Welcome back, Voyager 2. @NASA has reestablished full communications with Voyager 2. We shouted 12. 5 billion miles (19. 9 billion km) into interstellar space, instructing it to turn its antenna back to Earth – and after 37 hours, we found out it worked! https://t.co/bJDKh6Icg5 https://t.co/wQh5JfmLfP
— NASA JPL (@NASAJPL) August 4, 2023
NASA has since resumed connection with the probe, but for a while, it was believed we would have to wait until October, when the probe automatically checked his configuration and signal to Earth, before restoration would happen. Thankfully that isn’t the case, as NASA has restored the Voyager 2 signal, and everything with the probe seems to be fine now.

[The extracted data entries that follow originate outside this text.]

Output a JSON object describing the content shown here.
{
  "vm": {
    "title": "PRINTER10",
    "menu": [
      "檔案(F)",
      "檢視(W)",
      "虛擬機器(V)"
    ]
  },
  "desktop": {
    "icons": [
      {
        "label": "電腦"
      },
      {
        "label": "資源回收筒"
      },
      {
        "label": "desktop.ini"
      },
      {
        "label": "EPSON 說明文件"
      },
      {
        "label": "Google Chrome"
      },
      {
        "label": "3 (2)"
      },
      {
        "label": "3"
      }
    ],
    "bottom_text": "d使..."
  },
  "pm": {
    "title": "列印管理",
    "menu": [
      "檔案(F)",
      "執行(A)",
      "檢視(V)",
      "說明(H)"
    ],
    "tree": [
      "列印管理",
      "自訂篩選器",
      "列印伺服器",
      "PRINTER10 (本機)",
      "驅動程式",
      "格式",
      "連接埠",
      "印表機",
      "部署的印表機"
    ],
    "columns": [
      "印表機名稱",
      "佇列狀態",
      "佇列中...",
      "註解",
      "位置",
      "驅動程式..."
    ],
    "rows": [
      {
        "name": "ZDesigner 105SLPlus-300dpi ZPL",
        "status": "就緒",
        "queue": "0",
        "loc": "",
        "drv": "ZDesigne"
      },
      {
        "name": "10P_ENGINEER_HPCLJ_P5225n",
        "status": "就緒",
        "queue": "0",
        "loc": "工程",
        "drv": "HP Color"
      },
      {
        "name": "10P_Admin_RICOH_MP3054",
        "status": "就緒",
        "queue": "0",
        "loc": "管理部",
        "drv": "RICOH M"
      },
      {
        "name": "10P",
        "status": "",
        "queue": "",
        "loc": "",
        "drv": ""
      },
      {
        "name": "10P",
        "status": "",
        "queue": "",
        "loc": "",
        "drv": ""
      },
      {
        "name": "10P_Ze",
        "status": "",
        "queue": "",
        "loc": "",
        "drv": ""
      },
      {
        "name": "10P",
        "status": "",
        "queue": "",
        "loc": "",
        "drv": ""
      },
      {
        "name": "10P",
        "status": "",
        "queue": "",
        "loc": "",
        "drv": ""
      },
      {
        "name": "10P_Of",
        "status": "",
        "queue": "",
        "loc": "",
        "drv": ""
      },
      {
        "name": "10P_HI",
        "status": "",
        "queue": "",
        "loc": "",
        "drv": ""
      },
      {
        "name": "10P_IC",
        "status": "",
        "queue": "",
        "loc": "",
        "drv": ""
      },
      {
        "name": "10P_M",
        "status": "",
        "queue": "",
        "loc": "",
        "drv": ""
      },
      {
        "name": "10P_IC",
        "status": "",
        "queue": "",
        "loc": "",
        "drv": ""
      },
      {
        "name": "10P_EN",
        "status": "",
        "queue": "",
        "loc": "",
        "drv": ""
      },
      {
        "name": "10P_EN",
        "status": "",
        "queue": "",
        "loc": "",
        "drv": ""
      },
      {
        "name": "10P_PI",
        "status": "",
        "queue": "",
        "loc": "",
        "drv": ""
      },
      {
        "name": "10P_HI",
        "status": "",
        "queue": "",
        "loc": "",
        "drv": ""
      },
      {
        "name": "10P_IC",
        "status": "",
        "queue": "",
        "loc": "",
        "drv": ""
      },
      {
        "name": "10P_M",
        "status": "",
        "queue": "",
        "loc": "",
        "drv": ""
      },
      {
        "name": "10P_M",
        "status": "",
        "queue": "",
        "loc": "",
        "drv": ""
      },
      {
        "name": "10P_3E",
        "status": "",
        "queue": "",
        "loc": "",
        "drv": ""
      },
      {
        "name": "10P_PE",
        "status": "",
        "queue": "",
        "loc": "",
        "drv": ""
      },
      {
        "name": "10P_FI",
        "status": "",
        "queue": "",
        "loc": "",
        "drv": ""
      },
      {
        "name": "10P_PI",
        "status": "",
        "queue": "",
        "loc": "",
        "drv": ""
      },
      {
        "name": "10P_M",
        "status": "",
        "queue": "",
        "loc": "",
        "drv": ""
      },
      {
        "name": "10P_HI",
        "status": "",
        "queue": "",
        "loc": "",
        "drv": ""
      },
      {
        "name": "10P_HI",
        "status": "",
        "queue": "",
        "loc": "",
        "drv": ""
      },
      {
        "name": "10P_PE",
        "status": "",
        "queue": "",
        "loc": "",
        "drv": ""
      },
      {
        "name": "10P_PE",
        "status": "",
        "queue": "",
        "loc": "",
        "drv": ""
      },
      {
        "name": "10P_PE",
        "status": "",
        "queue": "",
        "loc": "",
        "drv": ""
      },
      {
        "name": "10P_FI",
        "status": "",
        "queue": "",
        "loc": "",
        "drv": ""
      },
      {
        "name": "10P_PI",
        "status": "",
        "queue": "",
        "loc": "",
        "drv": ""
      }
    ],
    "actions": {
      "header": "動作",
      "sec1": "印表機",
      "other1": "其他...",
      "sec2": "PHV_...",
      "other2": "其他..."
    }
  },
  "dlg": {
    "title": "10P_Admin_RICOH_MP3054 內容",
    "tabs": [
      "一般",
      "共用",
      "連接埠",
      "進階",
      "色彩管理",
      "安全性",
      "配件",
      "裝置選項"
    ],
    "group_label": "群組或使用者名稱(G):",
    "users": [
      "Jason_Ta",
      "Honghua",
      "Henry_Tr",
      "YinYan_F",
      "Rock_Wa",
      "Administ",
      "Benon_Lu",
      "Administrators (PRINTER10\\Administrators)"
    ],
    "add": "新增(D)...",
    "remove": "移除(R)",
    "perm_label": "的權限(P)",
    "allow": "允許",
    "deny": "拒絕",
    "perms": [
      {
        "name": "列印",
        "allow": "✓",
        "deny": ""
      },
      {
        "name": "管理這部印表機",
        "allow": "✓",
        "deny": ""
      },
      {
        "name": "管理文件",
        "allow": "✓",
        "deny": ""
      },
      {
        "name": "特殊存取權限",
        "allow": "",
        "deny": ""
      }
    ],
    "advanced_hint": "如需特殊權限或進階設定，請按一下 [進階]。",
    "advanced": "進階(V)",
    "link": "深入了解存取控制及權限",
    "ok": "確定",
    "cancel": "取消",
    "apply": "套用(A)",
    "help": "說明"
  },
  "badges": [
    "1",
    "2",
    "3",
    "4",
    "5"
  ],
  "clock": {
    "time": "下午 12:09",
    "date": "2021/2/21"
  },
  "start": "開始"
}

Since launching from Earth almost 46 years ago, Voyager 2 has traveled over 12. 4 billion miles from our planet, even leaving the heliosphere behind to cross into interstellar space. Like its sibling, Voyager 1, the probe is equipped with the “Golden Record,” which acts as both a time capsule and a welcoming gesture should the probe come across any intelligent alien life.
Despite being so far from home and so old at this point, Voyager 2 continues to deliver information and data about interstellar space back home. Now that connection to Voyager 2’s signal has been restored, NASA can ensure that connection remains strong and that the space probe continues operating as well as it can for years to come.